The TTP Resurgence and the Limits of Pakistan's Afghan Leverage

Cross-border militancy is the sharpest deterioration in Pakistan's risk profile. Islamabad's options for pressuring Kabul are narrower than its rhetoric implies.

South Asia & India

The most significant negative shift in Pakistan’s security environment since the Taliban’s 2021 return to power in Kabul is the resurgence of the Tehrik-i-Taliban Pakistan (TTP). Attacks on security forces, concentrated in Khyber Pakhtunkhwa and Balochistan, have risen to levels not seen in years. Islamabad’s core grievance — that the TTP operates with sanctuary on Afghan soil — has hardened into the central irritant in the bilateral relationship.

Why leverage is limited. Pakistan’s traditional instruments of pressure on Kabul are blunter than they appear. Border closures at crossings such as Torkham and Chaman disrupt Afghan transit trade, but they also hurt Pakistani traders and inflame local populations on both sides. The expulsion of Afghan refugees is a powerful signal but a humanitarian and reputational liability. Kinetic options — cross-border strikes — generate tactical effect and strategic blowback in roughly equal measure, and they have not changed the Afghan Taliban’s calculus.

The Taliban’s calculus. Kabul has its own constraints. The Afghan Taliban share ideological and tribal ties with the TTP and cannot move decisively against it without internal cost.
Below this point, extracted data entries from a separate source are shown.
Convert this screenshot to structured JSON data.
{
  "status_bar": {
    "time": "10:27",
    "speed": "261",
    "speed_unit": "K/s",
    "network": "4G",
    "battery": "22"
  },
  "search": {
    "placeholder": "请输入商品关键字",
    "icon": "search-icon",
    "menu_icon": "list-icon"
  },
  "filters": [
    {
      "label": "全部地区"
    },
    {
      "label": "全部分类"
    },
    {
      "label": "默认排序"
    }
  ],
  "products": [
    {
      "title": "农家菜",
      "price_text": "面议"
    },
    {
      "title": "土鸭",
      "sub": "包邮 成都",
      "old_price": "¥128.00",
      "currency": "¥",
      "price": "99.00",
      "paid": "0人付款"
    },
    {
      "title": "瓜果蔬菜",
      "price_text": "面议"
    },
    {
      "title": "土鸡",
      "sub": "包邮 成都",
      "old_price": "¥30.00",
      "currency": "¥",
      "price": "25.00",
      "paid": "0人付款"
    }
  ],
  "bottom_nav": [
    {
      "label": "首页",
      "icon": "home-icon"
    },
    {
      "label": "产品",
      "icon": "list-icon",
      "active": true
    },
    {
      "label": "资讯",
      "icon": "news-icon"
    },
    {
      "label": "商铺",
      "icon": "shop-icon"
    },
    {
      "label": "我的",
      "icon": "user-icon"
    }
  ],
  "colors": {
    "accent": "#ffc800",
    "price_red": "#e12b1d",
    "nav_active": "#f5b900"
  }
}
They also resent being treated as Pakistan’s security subcontractor after years in which Islamabad was the patron. The result is a relationship in which Pakistan’s expectations and Afghanistan’s willingness are structurally misaligned.
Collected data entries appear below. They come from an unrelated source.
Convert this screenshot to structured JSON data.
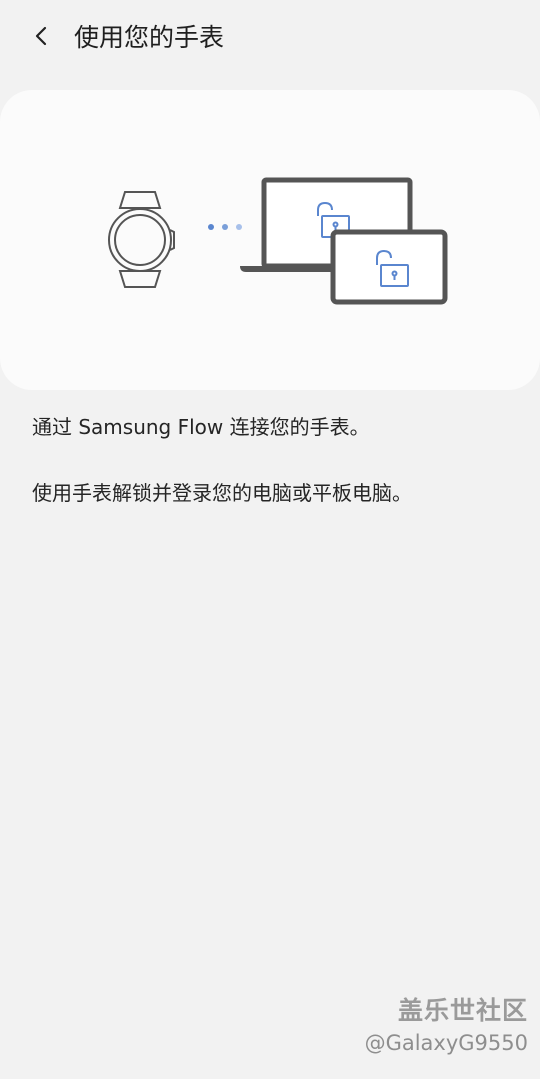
{
  "header": {
    "title": "使用您的手表",
    "back_icon": "chevron-left-icon"
  },
  "illustration": {
    "icons": [
      "watch-icon",
      "connection-dots-icon",
      "laptop-icon",
      "tablet-icon",
      "unlock-icon"
    ],
    "accent_color": "#5a86cf",
    "line_color": "#555555"
  },
  "content": {
    "line1": "通过 Samsung Flow 连接您的手表。",
    "line2": "使用手表解锁并登录您的电脑或平板电脑。"
  },
  "watermark": {
    "title": "盖乐世社区",
    "handle": "@GalaxyG9550"
  }
}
The economic crossfire. This security friction has direct economic consequences. The Afghan transit trade, smuggling of dollars and goods, and border commerce are all hostage to the security relationship. Repeated closures raise costs, disrupt legitimate trade, and push activity into informal channels — complicating the very fiscal and currency stabilisation Islamabad is pursuing elsewhere.

Outlook. We expect continued high militant tempo, episodic border closures, and periodic Pakistani strikes, without a durable resolution. The conditions for a breakthrough — a Taliban government both willing and able to constrain the TTP, and a Pakistani government willing to offer something in return — are not present. For firms with exposure to the northwest and to Afghan-linked trade, this is a structural risk to price in, not a passing flare-up.

The views expressed are those of the author. This analysis is provided for information only and does not constitute investment, legal, or political advice.